Lifestyle

Chef Noriyuki Sugie's lavash cracker

IT'S a beautifully flamboyant cracker -- a big square of a cracker, almost the size of a sheet of paper, topped with swaths of white sesame seeds, fiery-russet Japanese shichimi pepper and black-green nori powder. And it's elegant too -- thin and super-crisp and light.

This dashing cracker, based on L.A. bakery Breadbar's lavash, sprang out of a collaboration between chef Noriyuki Sugie and Breadbar head baker Nicolas Laugé.

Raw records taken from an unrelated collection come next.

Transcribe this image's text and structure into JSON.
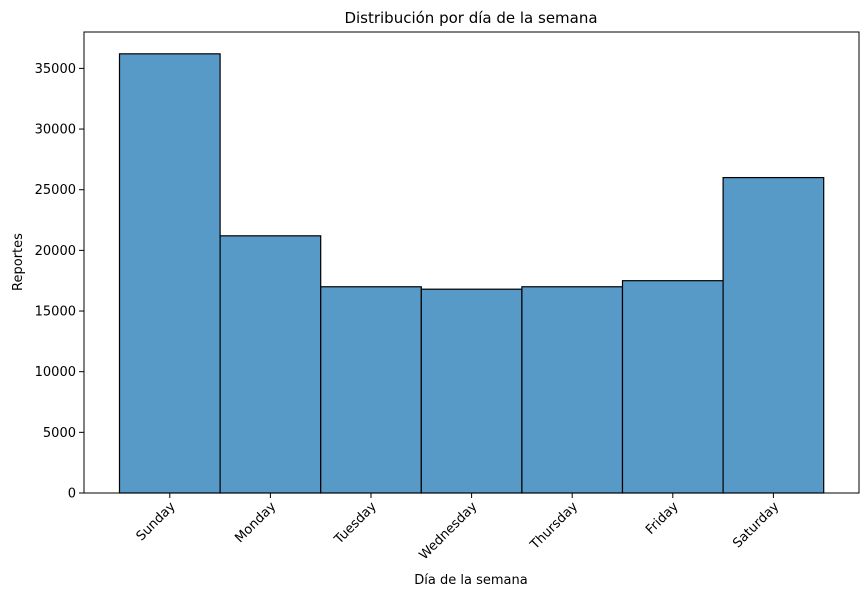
{
  "chart_data": {
    "type": "bar",
    "title": "Distribución por día de la semana",
    "xlabel": "Día de la semana",
    "ylabel": "Reportes",
    "categories": [
      "Sunday",
      "Monday",
      "Tuesday",
      "Wednesday",
      "Thursday",
      "Friday",
      "Saturday"
    ],
    "values": [
      36200,
      21200,
      17000,
      16800,
      17000,
      17500,
      26000
    ],
    "ylim": [
      0,
      38000
    ],
    "yticks": [
      0,
      5000,
      10000,
      15000,
      20000,
      25000,
      30000,
      35000
    ],
    "ytick_labels": [
      "0",
      "5000",
      "10000",
      "15000",
      "20000",
      "25000",
      "30000",
      "35000"
    ],
    "grid": false,
    "bar_color": "#5799c7",
    "edge_color": "#000000"
  }
}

Sugie, formerly of Tetsuya in Sydney and Asiate in New York, created the crudo menu for Breadbar that is being served until mid-July (Sugie was a guest chef until May 15 but will continue to consult on the menu) -- dishes such as yellowtail with grated lemon grass, hijiki and hibiscus ponzu, or cherry leaf-cured Tai snapper with green papaya, pomelo salad and cherry blossom emulsion.

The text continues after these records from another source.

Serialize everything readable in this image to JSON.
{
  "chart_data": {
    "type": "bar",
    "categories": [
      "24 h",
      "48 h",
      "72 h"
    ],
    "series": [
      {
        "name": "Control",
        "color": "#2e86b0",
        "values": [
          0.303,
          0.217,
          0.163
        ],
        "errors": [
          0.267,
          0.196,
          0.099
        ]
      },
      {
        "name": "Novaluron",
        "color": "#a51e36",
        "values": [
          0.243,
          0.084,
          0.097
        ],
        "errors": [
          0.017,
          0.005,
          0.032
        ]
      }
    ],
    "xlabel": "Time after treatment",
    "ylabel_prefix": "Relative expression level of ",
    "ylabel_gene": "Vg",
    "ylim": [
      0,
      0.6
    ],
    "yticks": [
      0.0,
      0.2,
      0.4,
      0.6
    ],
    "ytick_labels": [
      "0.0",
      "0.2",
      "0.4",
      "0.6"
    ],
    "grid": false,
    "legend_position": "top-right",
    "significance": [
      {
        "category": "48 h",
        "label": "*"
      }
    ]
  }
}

Sugie, who is working on opening a San Francisco ryokan (a Japanese inn) that will be a forum for dining events, is a man of many details. As guest chef at Breadbar, he brought his own sommelier, his own DJ and his own tableware, which he designed for a Japanese china company. "I like paying attention to the little things, I like designing everything," Sugie says. Including crackers. "I wanted something light, with a lot of flavor and texture. I like the cracking, the touching, the sound" of it when you break off a piece.

He calls nori powder (finely ground seaweed) and shichimi (a "seven flavor" blend of ground chile pepper, orange peel, sesame seed, poppy seed, hemp seed, nori and sansho pepper) his "secret ingredients" -- mixing nori powder with salt or mayonnaise or mashed potatoes, adding a little shichimi to a beurre blanc.

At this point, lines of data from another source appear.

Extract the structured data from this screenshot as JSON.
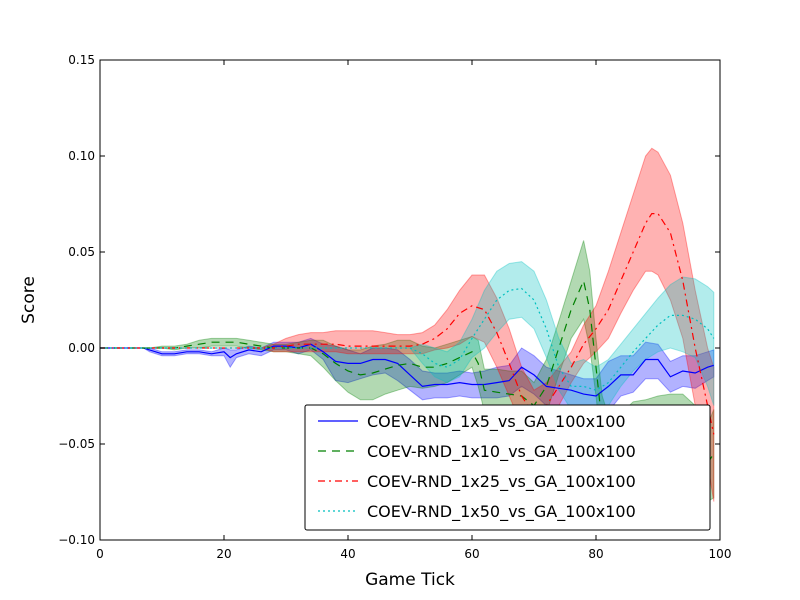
{
  "chart_data": {
    "type": "line",
    "title": "",
    "xlabel": "Game Tick",
    "ylabel": "Score",
    "xlim": [
      0,
      100
    ],
    "ylim": [
      -0.1,
      0.15
    ],
    "x_ticks": [
      0,
      20,
      40,
      60,
      80,
      100
    ],
    "x_tick_labels": [
      "0",
      "20",
      "40",
      "60",
      "80",
      "100"
    ],
    "y_ticks": [
      -0.1,
      -0.05,
      0.0,
      0.05,
      0.1,
      0.15
    ],
    "y_tick_labels": [
      "−0.10",
      "−0.05",
      "0.00",
      "0.05",
      "0.10",
      "0.15"
    ],
    "grid": false,
    "legend_position": "bottom-right",
    "series": [
      {
        "name": "COEV-RND_1x5_vs_GA_100x100",
        "color": "#0000ff",
        "line_style": "solid",
        "x": [
          0,
          7,
          8,
          10,
          12,
          14,
          16,
          18,
          20,
          21,
          22,
          24,
          26,
          28,
          30,
          32,
          34,
          36,
          38,
          40,
          42,
          44,
          46,
          48,
          50,
          52,
          54,
          56,
          58,
          60,
          62,
          64,
          66,
          68,
          70,
          72,
          74,
          76,
          78,
          80,
          82,
          84,
          86,
          88,
          90,
          92,
          94,
          96,
          98,
          99
        ],
        "y": [
          0,
          0,
          -0.001,
          -0.003,
          -0.003,
          -0.002,
          -0.002,
          -0.003,
          -0.002,
          -0.005,
          -0.003,
          -0.001,
          -0.002,
          0.001,
          0.001,
          0.0,
          0.002,
          -0.002,
          -0.007,
          -0.008,
          -0.008,
          -0.006,
          -0.006,
          -0.008,
          -0.014,
          -0.02,
          -0.019,
          -0.019,
          -0.018,
          -0.019,
          -0.019,
          -0.018,
          -0.017,
          -0.01,
          -0.014,
          -0.02,
          -0.021,
          -0.022,
          -0.024,
          -0.025,
          -0.02,
          -0.014,
          -0.014,
          -0.006,
          -0.006,
          -0.015,
          -0.012,
          -0.013,
          -0.01,
          -0.009
        ],
        "lower": [
          0,
          0,
          -0.002,
          -0.004,
          -0.004,
          -0.003,
          -0.003,
          -0.004,
          -0.004,
          -0.01,
          -0.005,
          -0.003,
          -0.004,
          -0.001,
          -0.001,
          -0.003,
          -0.001,
          -0.006,
          -0.017,
          -0.018,
          -0.016,
          -0.014,
          -0.013,
          -0.017,
          -0.022,
          -0.027,
          -0.026,
          -0.026,
          -0.025,
          -0.026,
          -0.026,
          -0.026,
          -0.025,
          -0.02,
          -0.024,
          -0.03,
          -0.03,
          -0.03,
          -0.032,
          -0.034,
          -0.033,
          -0.025,
          -0.023,
          -0.016,
          -0.016,
          -0.023,
          -0.02,
          -0.021,
          -0.017,
          -0.015
        ],
        "upper": [
          0,
          0,
          0.0,
          -0.002,
          -0.002,
          -0.001,
          -0.001,
          -0.002,
          0.0,
          -0.001,
          -0.001,
          0.001,
          0.0,
          0.003,
          0.003,
          0.003,
          0.005,
          0.002,
          0.001,
          -0.001,
          -0.003,
          0.0,
          0.0,
          -0.001,
          -0.006,
          -0.012,
          -0.013,
          -0.013,
          -0.012,
          -0.013,
          -0.012,
          -0.01,
          -0.009,
          0.0,
          -0.004,
          -0.01,
          -0.012,
          -0.014,
          -0.016,
          -0.016,
          -0.007,
          -0.004,
          -0.004,
          0.003,
          0.002,
          -0.007,
          -0.004,
          -0.004,
          -0.002,
          -0.001
        ]
      },
      {
        "name": "COEV-RND_1x10_vs_GA_100x100",
        "color": "#008000",
        "line_style": "dashed",
        "x": [
          0,
          8,
          10,
          12,
          14,
          16,
          18,
          20,
          22,
          24,
          26,
          28,
          30,
          32,
          34,
          36,
          38,
          40,
          42,
          44,
          46,
          48,
          50,
          52,
          54,
          56,
          58,
          60,
          61,
          62,
          64,
          66,
          68,
          70,
          72,
          74,
          76,
          78,
          79,
          80,
          81,
          82,
          84,
          86,
          88,
          90,
          92,
          94,
          96,
          98,
          99
        ],
        "y": [
          0,
          0,
          0.0,
          0.0,
          0.001,
          0.002,
          0.003,
          0.003,
          0.003,
          0.002,
          0.001,
          0.0,
          0.0,
          0.0,
          0.0,
          -0.003,
          -0.008,
          -0.012,
          -0.014,
          -0.013,
          -0.011,
          -0.009,
          -0.008,
          -0.01,
          -0.01,
          -0.008,
          -0.005,
          -0.002,
          -0.008,
          -0.022,
          -0.023,
          -0.024,
          -0.025,
          -0.03,
          -0.02,
          0.0,
          0.02,
          0.035,
          0.02,
          -0.01,
          -0.04,
          -0.05,
          -0.05,
          -0.045,
          -0.045,
          -0.045,
          -0.045,
          -0.045,
          -0.05,
          -0.06,
          -0.055
        ],
        "lower": [
          0,
          0,
          0.0,
          -0.001,
          0.0,
          0.0,
          0.001,
          0.001,
          0.001,
          0.0,
          -0.001,
          -0.002,
          -0.002,
          -0.003,
          -0.004,
          -0.01,
          -0.017,
          -0.023,
          -0.027,
          -0.027,
          -0.024,
          -0.022,
          -0.02,
          -0.021,
          -0.02,
          -0.018,
          -0.014,
          -0.01,
          -0.02,
          -0.033,
          -0.035,
          -0.036,
          -0.038,
          -0.042,
          -0.034,
          -0.014,
          0.005,
          0.015,
          0.0,
          -0.025,
          -0.055,
          -0.065,
          -0.066,
          -0.062,
          -0.063,
          -0.065,
          -0.066,
          -0.066,
          -0.07,
          -0.08,
          -0.078
        ],
        "upper": [
          0,
          0,
          0.001,
          0.001,
          0.002,
          0.004,
          0.005,
          0.005,
          0.005,
          0.004,
          0.003,
          0.002,
          0.002,
          0.003,
          0.004,
          0.004,
          0.001,
          -0.001,
          -0.001,
          0.001,
          0.002,
          0.004,
          0.004,
          0.001,
          0.0,
          0.002,
          0.004,
          0.006,
          0.004,
          -0.011,
          -0.011,
          -0.012,
          -0.012,
          -0.018,
          -0.006,
          0.014,
          0.035,
          0.056,
          0.04,
          0.005,
          -0.025,
          -0.035,
          -0.034,
          -0.028,
          -0.027,
          -0.025,
          -0.024,
          -0.024,
          -0.03,
          -0.04,
          -0.032
        ]
      },
      {
        "name": "COEV-RND_1x25_vs_GA_100x100",
        "color": "#ff0000",
        "line_style": "dash-dot",
        "x": [
          0,
          26,
          28,
          30,
          32,
          34,
          36,
          38,
          40,
          42,
          44,
          46,
          48,
          50,
          52,
          54,
          56,
          58,
          60,
          62,
          64,
          66,
          68,
          70,
          72,
          74,
          76,
          78,
          80,
          82,
          84,
          86,
          88,
          89,
          90,
          92,
          94,
          96,
          98,
          99
        ],
        "y": [
          0,
          0,
          0.0,
          0.001,
          0.002,
          0.002,
          0.002,
          0.002,
          0.001,
          0.001,
          0.001,
          0.001,
          0.001,
          0.001,
          0.002,
          0.005,
          0.01,
          0.018,
          0.022,
          0.02,
          0.008,
          -0.008,
          -0.025,
          -0.035,
          -0.03,
          -0.02,
          -0.01,
          0.002,
          0.01,
          0.02,
          0.035,
          0.05,
          0.065,
          0.07,
          0.07,
          0.06,
          0.035,
          0.0,
          -0.03,
          -0.045
        ],
        "lower": [
          0,
          0,
          -0.002,
          -0.002,
          -0.002,
          -0.002,
          -0.002,
          -0.002,
          -0.003,
          -0.003,
          -0.003,
          -0.003,
          -0.003,
          -0.003,
          -0.003,
          -0.001,
          0.0,
          0.002,
          0.006,
          0.003,
          -0.01,
          -0.025,
          -0.04,
          -0.048,
          -0.042,
          -0.03,
          -0.018,
          -0.008,
          -0.002,
          0.005,
          0.018,
          0.03,
          0.04,
          0.04,
          0.038,
          0.025,
          0.005,
          -0.03,
          -0.06,
          -0.08
        ],
        "upper": [
          0,
          0,
          0.002,
          0.005,
          0.007,
          0.008,
          0.008,
          0.009,
          0.009,
          0.009,
          0.009,
          0.008,
          0.007,
          0.007,
          0.008,
          0.012,
          0.02,
          0.03,
          0.038,
          0.038,
          0.026,
          0.01,
          -0.01,
          -0.022,
          -0.018,
          -0.01,
          -0.002,
          0.012,
          0.022,
          0.04,
          0.06,
          0.08,
          0.1,
          0.104,
          0.102,
          0.09,
          0.065,
          0.03,
          0.0,
          -0.01
        ]
      },
      {
        "name": "COEV-RND_1x50_vs_GA_100x100",
        "color": "#00bfbf",
        "line_style": "dotted",
        "x": [
          0,
          50,
          52,
          54,
          56,
          58,
          60,
          62,
          64,
          66,
          68,
          70,
          72,
          74,
          76,
          78,
          80,
          82,
          84,
          86,
          88,
          90,
          92,
          94,
          96,
          98,
          99
        ],
        "y": [
          0,
          0,
          -0.003,
          -0.008,
          -0.01,
          -0.006,
          0.005,
          0.015,
          0.025,
          0.03,
          0.031,
          0.025,
          0.01,
          -0.01,
          -0.02,
          -0.02,
          -0.022,
          -0.018,
          -0.01,
          -0.002,
          0.005,
          0.012,
          0.017,
          0.017,
          0.015,
          0.01,
          0.005
        ],
        "lower": [
          0,
          0,
          -0.008,
          -0.015,
          -0.018,
          -0.015,
          -0.005,
          0.0,
          0.008,
          0.015,
          0.016,
          0.01,
          -0.005,
          -0.022,
          -0.032,
          -0.034,
          -0.035,
          -0.03,
          -0.02,
          -0.012,
          -0.006,
          -0.002,
          0.0,
          -0.002,
          -0.005,
          -0.02,
          -0.03
        ],
        "upper": [
          0,
          0,
          0.002,
          0.0,
          -0.002,
          0.003,
          0.015,
          0.03,
          0.04,
          0.044,
          0.045,
          0.04,
          0.025,
          0.005,
          -0.008,
          -0.006,
          -0.01,
          -0.006,
          0.002,
          0.01,
          0.018,
          0.026,
          0.033,
          0.037,
          0.036,
          0.032,
          0.029
        ]
      }
    ]
  }
}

They're fantastic on the lavash; the shichimi is spicy and the nori is minerally rich and tastes of the ocean. The lavash itself is easy to make -- yeast, sugar, a little olive oil, flour and salt. Once the dough is rolled out, brush it with olive oil and sprinkle it with the sesame seeds, nori and shichimi. In the oven, the crackers turn crisp and golden, and they bubble slightly to glorious effect. You might be tempted to hang one on the wall.